More and more tech leaders are referring to AI in increasingly sentient terms.

Jack Clark, co-founder of Anthropic and one of the leading voices in AI safety research, recently offered a striking metaphor that captures the unease many insiders feel about artificial intelligence. Speaking with the gravity of someone who has spent years developing cutting-edge AI systems, Clark drew an parallel between childhood fears and humanity’s current relationship with the technology reshaping our world.

“Remember, as many of you have done being a child, after the lights turned out, I would look around my bedroom and I would see shapes in the darkness, and I would become afraid,” Clark began. “I would be afraid that these shapes were creatures I did not understand that wanted to do me harm. And so I turned the light on, and when I turned the light on, I would be relieved because the creatures turned out to be a pile of clothes on a chair, or a bookshelf or a lampshade.”

But Clark’s story takes a darker turn. “Now this year, we have aged from that story, and the room is our planet. But when we turn the light on, we find ourselves gazing upon creatures in the form of powerful and somewhat unpredictable AI systems. And there are many people who desperately want us to believe that these creatures are nothing but a pile of clothes on a chair, and they want us to turn the light off and go back to sleep.”

The Anthropic co-founder warned of growing efforts to downplay AI’s significance: “In fact, some people are even starting to spend tremendous amounts of money to convince you of this. That’s not an artificial intelligence about to go into a hard takeoff. It’s just a tool that will be put to work in our economy. It’s just a machine and machines are things that we master. But make no mistake, what we’re dealing with here is a real mysterious creature and like all the best fairytales, the creature is one of our own making.”

Clark’s conclusion was stark: “I am worried. I think just to raise the stakes in this game, you are guaranteed to lose if you believe the creature isn’t real. Your only chance of winning is to see it for what it is. And the central challenge for all of us is characterizing these strange creatures now around us and ensuring the world sees them as they are, not as people wish them to be.”

Clark’s remarks come at a pivotal moment in AI development. Systems like Gemini 3, GPT-5, Claude, and others have demonstrated capabilities that even their creators struggle to fully explain—a phenomenon researchers call “emergent abilities.” Recent debates over AI safety have intensified, with some executives advocating for slower development while others push for rapid deployment.
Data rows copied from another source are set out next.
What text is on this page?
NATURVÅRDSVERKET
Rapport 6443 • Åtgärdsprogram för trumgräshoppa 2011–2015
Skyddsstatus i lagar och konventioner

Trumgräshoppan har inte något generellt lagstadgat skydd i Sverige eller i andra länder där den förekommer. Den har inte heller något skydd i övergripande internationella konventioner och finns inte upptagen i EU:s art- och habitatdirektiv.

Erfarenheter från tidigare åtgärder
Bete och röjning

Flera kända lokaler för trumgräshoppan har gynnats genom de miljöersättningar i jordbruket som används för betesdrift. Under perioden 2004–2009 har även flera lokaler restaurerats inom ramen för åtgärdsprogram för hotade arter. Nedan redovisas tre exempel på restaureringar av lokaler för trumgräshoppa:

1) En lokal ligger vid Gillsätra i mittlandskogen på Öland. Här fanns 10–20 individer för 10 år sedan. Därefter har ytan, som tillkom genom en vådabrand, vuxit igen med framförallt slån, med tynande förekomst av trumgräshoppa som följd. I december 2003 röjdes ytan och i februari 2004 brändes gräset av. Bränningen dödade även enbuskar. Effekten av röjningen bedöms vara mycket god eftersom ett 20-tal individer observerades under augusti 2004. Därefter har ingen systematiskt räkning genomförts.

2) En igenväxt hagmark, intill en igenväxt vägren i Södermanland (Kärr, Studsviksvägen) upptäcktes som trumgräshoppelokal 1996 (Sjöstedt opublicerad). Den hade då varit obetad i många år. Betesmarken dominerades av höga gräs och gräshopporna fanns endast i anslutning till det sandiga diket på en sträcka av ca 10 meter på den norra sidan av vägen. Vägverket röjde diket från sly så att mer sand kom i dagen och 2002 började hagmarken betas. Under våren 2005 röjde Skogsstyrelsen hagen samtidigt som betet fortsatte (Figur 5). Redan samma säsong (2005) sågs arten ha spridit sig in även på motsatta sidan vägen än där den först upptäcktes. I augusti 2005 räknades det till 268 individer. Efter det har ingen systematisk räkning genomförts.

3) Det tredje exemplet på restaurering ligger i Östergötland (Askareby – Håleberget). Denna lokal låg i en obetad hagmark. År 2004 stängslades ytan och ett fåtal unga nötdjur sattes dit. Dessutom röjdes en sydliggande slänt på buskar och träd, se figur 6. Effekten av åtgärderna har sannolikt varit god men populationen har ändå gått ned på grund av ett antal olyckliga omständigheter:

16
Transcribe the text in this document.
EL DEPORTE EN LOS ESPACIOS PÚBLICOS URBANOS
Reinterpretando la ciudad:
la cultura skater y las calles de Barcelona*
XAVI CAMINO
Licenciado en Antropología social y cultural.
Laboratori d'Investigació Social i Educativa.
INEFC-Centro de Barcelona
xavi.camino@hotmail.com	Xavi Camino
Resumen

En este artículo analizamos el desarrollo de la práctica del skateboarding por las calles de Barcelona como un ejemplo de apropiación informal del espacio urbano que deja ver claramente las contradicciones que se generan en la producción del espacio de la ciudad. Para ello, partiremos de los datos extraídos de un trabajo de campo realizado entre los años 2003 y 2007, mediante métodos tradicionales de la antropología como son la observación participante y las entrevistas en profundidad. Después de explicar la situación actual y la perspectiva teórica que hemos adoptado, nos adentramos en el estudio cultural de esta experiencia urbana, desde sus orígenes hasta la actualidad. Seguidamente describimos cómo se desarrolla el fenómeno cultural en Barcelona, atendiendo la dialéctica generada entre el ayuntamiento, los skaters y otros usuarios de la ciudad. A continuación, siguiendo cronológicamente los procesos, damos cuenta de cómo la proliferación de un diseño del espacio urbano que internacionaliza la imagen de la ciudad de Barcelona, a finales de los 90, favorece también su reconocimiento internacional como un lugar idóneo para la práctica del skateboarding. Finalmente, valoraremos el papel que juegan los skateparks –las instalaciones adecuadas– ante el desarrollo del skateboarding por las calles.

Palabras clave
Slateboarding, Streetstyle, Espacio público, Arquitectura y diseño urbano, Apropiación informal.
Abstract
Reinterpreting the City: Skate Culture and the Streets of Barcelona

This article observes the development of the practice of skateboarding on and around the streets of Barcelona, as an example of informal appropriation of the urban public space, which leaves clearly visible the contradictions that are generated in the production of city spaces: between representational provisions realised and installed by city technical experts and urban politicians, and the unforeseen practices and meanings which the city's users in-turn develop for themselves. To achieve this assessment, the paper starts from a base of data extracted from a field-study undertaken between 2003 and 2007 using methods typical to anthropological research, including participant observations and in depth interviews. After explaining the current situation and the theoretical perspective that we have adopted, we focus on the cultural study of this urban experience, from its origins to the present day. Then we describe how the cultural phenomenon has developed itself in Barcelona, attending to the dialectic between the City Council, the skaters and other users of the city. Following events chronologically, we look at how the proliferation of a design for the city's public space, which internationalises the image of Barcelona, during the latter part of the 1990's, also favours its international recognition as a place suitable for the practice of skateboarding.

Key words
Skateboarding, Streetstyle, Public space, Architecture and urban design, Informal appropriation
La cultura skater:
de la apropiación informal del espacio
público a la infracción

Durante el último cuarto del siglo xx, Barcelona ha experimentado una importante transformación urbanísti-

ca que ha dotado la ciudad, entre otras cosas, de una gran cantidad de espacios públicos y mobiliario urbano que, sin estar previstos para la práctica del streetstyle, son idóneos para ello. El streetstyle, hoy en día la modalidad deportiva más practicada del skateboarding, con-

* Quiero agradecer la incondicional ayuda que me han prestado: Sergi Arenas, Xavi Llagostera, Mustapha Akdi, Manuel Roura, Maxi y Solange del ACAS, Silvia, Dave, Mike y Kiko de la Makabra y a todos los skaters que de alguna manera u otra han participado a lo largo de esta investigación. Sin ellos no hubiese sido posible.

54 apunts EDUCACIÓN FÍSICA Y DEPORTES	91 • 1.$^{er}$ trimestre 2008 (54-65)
OpenAI CEO Sam Altman has spoken about AGI (artificial general intelligence) as an approaching reality, while figures like Yann LeCun have dismissed existential AI risks as overblown. Meanwhile, governments worldwide are scrambling to regulate systems they barely understand. Clark’s metaphor suggests a middle path: neither dismissing AI as mundane tooling nor succumbing to panic, but rather cultivating the clear-eyed understanding necessary to navigate what may be humanity’s most consequential technological threshold. The question is whether we’ll heed his warning before it’s too late to shape these “creatures” responsibly.